Mark Goodale: “The Food That Will Feed the World: Lithium Industrialization and the Political Economies of the Green Energy Transition”
The Departmental Seminar Series, in cooperation with NMBU, features Mark Goodale, Professor of Cultural and Social Anthropology and Director of the Laboratory of Cultural and Social Anthropology (LACS) at the University of Lausanne.
This seminar will be a hybrid event where the presenter will be presenting in person and the talk will be streamed via zoom. Those who want to attend physically are more than welcome to join us in the meeting room on the ground floor at Gullhaug torg 1.
This presentation analyzes results from ethnographic, interdisciplinary, and collaborative research on the relationship between lithium industrialization, the so-called green energy and mobility transitions, and the emergence of what the project is describing as "green futurism," that is, ways of fixing the productive future based on a combination of algorithmic climate projections and what Cymene Howe has described as "ecologics" (Howe 2019).
The project is structured around a multi-sited study of the "lithium energy assemblage," which is both a theoretical and methodological framework for capturing the ways in which the global obsession with lithium—the main constituent of lithium-ion batteries, which are the technical core of the coming electric vehicle (EV) revolution—is materialized and lived by a wide range of actors and institutions, from lithium salt miners on Bolivia's Salar de Uyuni, to green mobility advocates pushing the EU's trillion euro Green Deal, to eco-entrepreneurs like Teague Egan, who are trying to develop more sustainable technologies to extract lithium from the elusive brine that flows beneath the world's great evaporated lakes. The presentation will focus on the technological, socioeconomic, environmental, and ideological dimensions of lithium industrialization as an increasingly urgent locus of investment, policy-making, and productive realignment.

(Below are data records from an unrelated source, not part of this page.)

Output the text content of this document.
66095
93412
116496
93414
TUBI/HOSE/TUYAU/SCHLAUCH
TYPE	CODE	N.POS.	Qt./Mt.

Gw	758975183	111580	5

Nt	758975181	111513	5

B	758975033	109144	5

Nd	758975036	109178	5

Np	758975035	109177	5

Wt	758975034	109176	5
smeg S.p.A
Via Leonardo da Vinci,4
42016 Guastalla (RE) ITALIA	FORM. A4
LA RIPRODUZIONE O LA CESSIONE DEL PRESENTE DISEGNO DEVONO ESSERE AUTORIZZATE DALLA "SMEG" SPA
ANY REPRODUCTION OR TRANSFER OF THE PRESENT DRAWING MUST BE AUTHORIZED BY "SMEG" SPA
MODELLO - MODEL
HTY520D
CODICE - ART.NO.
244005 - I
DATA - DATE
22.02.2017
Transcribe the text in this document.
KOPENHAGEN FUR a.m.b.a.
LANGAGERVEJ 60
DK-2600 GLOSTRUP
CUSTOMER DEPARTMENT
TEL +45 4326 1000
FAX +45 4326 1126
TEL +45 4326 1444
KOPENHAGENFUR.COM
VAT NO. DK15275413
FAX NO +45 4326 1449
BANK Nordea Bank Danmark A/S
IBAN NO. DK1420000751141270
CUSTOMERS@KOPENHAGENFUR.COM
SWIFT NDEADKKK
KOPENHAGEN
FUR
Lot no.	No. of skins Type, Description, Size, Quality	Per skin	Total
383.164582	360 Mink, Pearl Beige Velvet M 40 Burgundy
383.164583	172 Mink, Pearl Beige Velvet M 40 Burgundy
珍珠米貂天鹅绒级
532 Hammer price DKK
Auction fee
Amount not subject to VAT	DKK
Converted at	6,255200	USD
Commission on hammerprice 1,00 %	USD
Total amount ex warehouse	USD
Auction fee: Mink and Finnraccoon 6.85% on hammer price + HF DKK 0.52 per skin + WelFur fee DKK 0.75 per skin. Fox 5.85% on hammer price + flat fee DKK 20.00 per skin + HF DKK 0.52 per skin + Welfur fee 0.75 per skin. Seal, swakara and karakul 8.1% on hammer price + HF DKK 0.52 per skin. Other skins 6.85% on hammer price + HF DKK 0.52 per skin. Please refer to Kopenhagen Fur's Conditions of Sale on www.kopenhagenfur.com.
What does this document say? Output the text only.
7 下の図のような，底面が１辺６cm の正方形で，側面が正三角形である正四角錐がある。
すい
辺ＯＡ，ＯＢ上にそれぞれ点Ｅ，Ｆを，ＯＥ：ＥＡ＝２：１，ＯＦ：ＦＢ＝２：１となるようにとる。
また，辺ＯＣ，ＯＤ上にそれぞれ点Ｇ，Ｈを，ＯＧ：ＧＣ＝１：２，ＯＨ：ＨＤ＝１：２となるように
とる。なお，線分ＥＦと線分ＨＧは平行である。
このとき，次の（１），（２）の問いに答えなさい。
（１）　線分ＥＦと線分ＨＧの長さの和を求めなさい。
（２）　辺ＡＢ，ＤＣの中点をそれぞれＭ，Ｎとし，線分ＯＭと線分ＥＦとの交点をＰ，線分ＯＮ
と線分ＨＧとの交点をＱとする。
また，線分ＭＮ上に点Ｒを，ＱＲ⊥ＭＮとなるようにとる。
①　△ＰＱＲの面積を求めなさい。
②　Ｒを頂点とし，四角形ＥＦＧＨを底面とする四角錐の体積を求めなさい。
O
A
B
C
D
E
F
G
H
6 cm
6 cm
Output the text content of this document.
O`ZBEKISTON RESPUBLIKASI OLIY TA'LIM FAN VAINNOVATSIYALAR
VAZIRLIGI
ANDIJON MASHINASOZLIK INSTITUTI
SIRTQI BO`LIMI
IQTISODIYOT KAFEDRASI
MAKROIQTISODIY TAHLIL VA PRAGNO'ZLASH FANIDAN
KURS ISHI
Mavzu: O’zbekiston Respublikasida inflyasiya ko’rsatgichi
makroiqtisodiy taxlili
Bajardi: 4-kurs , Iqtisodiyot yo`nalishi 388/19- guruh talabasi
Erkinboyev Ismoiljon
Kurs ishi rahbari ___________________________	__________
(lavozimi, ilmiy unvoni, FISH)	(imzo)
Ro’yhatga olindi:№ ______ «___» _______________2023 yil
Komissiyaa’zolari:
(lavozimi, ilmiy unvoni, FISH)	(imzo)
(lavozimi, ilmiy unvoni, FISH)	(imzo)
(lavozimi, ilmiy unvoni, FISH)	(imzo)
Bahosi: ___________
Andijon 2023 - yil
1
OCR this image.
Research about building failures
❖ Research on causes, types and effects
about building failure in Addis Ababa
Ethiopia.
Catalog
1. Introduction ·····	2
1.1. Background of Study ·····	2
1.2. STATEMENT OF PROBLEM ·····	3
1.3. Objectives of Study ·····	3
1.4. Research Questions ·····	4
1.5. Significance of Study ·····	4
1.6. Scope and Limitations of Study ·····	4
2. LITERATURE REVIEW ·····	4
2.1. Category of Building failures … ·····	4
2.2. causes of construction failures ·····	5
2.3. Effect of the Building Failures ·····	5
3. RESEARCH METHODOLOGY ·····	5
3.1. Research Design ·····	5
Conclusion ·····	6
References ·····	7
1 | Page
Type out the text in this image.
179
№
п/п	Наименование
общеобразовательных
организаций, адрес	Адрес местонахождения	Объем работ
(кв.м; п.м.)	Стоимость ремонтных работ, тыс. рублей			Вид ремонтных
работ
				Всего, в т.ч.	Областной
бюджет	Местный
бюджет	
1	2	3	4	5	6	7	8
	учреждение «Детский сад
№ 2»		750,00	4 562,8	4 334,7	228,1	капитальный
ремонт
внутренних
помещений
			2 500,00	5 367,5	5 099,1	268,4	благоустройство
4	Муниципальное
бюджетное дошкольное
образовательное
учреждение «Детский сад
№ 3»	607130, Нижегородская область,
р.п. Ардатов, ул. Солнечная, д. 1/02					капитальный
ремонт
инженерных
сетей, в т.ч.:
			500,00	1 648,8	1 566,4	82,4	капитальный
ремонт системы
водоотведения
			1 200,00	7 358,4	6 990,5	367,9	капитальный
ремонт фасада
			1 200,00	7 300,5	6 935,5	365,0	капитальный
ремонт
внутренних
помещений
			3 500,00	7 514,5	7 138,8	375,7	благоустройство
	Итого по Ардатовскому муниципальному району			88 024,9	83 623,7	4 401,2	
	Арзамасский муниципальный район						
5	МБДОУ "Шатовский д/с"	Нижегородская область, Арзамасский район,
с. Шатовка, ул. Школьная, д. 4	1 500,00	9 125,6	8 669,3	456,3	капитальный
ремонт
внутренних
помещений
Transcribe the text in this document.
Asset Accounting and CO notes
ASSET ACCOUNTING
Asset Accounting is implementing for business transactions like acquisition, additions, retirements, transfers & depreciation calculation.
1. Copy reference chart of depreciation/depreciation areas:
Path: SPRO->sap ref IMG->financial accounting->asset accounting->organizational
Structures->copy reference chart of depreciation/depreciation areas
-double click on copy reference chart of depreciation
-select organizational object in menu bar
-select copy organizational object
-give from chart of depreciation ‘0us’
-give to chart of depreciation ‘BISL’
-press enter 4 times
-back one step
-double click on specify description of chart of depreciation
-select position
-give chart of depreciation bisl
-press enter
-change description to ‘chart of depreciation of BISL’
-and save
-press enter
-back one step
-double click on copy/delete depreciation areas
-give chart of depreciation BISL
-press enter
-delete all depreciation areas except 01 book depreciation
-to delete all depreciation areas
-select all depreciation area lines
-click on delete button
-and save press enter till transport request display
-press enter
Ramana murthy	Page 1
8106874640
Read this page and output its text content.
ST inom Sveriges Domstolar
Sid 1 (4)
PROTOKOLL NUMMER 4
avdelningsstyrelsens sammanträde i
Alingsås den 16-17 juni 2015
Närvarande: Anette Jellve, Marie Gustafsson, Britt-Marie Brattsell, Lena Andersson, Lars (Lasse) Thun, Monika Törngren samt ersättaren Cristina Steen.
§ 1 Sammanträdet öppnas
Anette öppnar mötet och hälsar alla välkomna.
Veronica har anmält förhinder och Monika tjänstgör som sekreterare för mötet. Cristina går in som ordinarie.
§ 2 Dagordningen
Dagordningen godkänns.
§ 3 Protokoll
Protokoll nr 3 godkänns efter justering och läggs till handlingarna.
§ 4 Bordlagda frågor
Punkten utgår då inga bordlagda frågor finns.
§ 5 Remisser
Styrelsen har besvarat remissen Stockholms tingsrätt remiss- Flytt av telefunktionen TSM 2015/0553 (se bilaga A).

Mark Goodale holds a chair at the University of Lausanne, where he is Professor of Cultural and Social Anthropology and Director of the Laboratory of Cultural and Social Anthropology (LACS). His ongoing four-year research project (2019-2023) on lithium industrialization and resource politics, with a focus on Bolivia, is funded by the Swiss National Science Foundation. His most recent books include Reinventing Human Rights (Stanford 2022) and A Revolution in Fragments (Duke 2019).